Why Relational Search is Winning the Battle for BI Search

Search has taken the world by storm. Every day two billion people use search to get instant access to massive amounts of information. This requires no training or technical expertise, even kids know how to get answers from Google. We search for directions to a store, instructions on how to bake a cake, or for tomorrow’s weather report.

This ease-of-use at scale has inspired a new wave of analytics vendors who are using search to help business people analyze their data at work. By providing the familiar experience of search, even non-technical users can easily build reports and dashboards in seconds.

Yet as we all know from our consumer lives, not all search is created equal. Consider the recent battle between Bing and Google, some people swear by their preferred search bar! Or what about travel—do you use an online agent or go directly to the airline’s site? All similar experiences, but with different results.

So, if you’re considering bringing search into your enterprise analytics stack, it’s important to understand the difference between the various forms of search-based BI solutions.

Different Search for Different Questions

One kind of search we’re all familiar with is traditional web search—tools like Google, Bing, or Amazon. This form of search is often called “object search”. It enables users to search across data and returns a list of answers. This is the most common form of search found in BI tools today. While object search makes finding pre-built dashboards and charts easier, if you want to look at a new chart or get a report updated - you’re out of luck.

A second form of search is called natural language processing (NLP), which was made popular by Jeopardy-winning IBM Watson. NLP uses complex algorithms to interpret the intent of a user’s search and then returns a probabilistic result. Unlike object search, with NLP end users can actually begin to use search to build their own self service reports. But depending on what you’re searching for, NLP may not be the best kind of search for you. Consider this question: “How many McDonald’s are there in San Francisco?” An NLP engine will have to guess whether you mean “McDonald’s” the restaurant chain, the street name, or the family name. As a result, answers can often be wrong and users often have to search multiple times to try and get at the correct answer.

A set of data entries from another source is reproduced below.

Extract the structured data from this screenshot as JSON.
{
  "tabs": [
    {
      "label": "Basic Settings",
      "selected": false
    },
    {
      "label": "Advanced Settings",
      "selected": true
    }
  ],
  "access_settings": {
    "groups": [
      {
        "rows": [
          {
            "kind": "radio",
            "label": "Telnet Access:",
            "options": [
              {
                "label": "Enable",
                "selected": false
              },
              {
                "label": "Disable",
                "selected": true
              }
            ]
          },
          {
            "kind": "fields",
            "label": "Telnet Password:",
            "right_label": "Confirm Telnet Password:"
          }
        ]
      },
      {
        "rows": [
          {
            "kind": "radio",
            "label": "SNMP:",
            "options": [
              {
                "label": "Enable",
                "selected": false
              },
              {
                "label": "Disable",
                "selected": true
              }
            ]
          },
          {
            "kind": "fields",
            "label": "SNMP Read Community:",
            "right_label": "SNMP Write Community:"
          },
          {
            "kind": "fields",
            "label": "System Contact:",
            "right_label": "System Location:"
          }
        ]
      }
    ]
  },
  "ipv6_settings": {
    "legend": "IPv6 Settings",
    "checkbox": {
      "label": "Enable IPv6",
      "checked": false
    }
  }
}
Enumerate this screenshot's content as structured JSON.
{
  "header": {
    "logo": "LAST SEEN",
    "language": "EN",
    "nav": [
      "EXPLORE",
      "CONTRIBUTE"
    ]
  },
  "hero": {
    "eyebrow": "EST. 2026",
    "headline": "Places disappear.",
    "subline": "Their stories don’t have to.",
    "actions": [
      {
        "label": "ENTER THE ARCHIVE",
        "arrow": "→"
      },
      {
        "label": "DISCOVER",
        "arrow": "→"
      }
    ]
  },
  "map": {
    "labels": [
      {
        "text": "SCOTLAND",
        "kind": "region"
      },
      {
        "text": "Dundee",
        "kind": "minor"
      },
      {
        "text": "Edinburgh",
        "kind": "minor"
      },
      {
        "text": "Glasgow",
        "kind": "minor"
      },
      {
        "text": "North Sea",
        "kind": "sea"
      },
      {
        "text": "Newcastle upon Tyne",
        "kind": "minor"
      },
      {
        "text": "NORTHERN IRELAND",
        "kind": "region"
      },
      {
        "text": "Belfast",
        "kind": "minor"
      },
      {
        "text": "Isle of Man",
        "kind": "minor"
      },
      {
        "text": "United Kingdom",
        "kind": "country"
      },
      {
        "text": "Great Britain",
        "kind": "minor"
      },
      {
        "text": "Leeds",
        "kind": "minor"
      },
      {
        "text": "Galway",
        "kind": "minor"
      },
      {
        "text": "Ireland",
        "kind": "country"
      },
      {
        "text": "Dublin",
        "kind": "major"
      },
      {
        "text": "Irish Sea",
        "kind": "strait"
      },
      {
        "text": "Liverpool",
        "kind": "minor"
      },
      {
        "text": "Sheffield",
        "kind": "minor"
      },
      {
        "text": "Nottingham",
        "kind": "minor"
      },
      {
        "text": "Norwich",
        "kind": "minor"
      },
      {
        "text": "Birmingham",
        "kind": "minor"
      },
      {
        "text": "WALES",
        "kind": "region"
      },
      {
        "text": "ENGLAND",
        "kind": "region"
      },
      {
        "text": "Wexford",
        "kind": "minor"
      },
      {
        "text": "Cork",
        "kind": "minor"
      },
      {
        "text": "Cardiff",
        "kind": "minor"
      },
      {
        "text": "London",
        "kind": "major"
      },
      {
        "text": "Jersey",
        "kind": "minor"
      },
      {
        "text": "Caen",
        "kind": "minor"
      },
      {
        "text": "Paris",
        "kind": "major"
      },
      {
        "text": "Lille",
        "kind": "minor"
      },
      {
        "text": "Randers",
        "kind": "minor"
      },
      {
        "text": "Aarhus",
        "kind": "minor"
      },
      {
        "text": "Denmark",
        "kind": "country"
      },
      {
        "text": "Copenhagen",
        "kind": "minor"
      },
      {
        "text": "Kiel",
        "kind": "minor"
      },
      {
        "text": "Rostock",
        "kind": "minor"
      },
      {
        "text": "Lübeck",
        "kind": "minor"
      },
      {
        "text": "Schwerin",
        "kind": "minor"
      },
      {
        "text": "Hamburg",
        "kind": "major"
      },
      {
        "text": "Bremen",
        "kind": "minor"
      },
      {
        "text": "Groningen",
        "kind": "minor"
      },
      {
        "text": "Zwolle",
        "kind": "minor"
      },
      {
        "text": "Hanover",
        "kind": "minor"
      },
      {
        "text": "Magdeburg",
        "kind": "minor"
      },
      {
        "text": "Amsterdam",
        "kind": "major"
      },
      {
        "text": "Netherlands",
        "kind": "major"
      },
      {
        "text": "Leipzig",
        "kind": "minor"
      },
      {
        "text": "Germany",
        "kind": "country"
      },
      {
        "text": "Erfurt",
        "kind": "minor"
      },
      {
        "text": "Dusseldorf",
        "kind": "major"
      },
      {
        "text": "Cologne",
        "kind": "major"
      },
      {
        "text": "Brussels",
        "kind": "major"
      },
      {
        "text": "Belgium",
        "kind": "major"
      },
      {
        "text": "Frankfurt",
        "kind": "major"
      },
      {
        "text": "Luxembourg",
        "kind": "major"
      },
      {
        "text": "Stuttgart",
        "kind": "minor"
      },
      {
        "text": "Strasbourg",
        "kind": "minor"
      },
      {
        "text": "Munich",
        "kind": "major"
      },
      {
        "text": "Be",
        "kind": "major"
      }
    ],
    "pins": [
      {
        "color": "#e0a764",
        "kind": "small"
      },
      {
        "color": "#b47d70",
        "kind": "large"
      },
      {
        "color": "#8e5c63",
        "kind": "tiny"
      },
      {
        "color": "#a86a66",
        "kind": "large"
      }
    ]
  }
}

When you need to know exactly how many units you sold last week or which products grew more than 10% last quarter, any answer that’s not 100% accurate is unacceptable. Further complicating the issue, if you misspell or partially type an extra word by accident, then your intent can be lost and with it the accuracy of your answer.

A New Paradigm for BI

A third kind of search—Relational Search—is a new breed of search-driven analytics that allows anyone to use search to build 100% accurate charts and dashboards out of their relational data, on-the-fly, in a matter of seconds.

For example, with ThoughtSpot’s Relational Search Engine you can simply type in “sales by category name monthly” and the engine will find all sales transactions for that product category, aggregate them by month in real time, and deliver a best-fit chart based on the characteristics of the data.

Unlike object search, relational search engines don’t require business intelligence teams to pre-build dashboards or BI reports. The engine literally calculates the answers in real time as you type. And unlike NLP search engines, a Relational Search engine does not interpret your search query and then guess at an answer. Relational search deterministically takes each input and calculates a single, precise answer based on each letter you type. The result is an easy-to-use, penalty-free solution that lets non-technical business people truly do their own self-service analyses. And this changes everything—now anyone can be their own data analyst.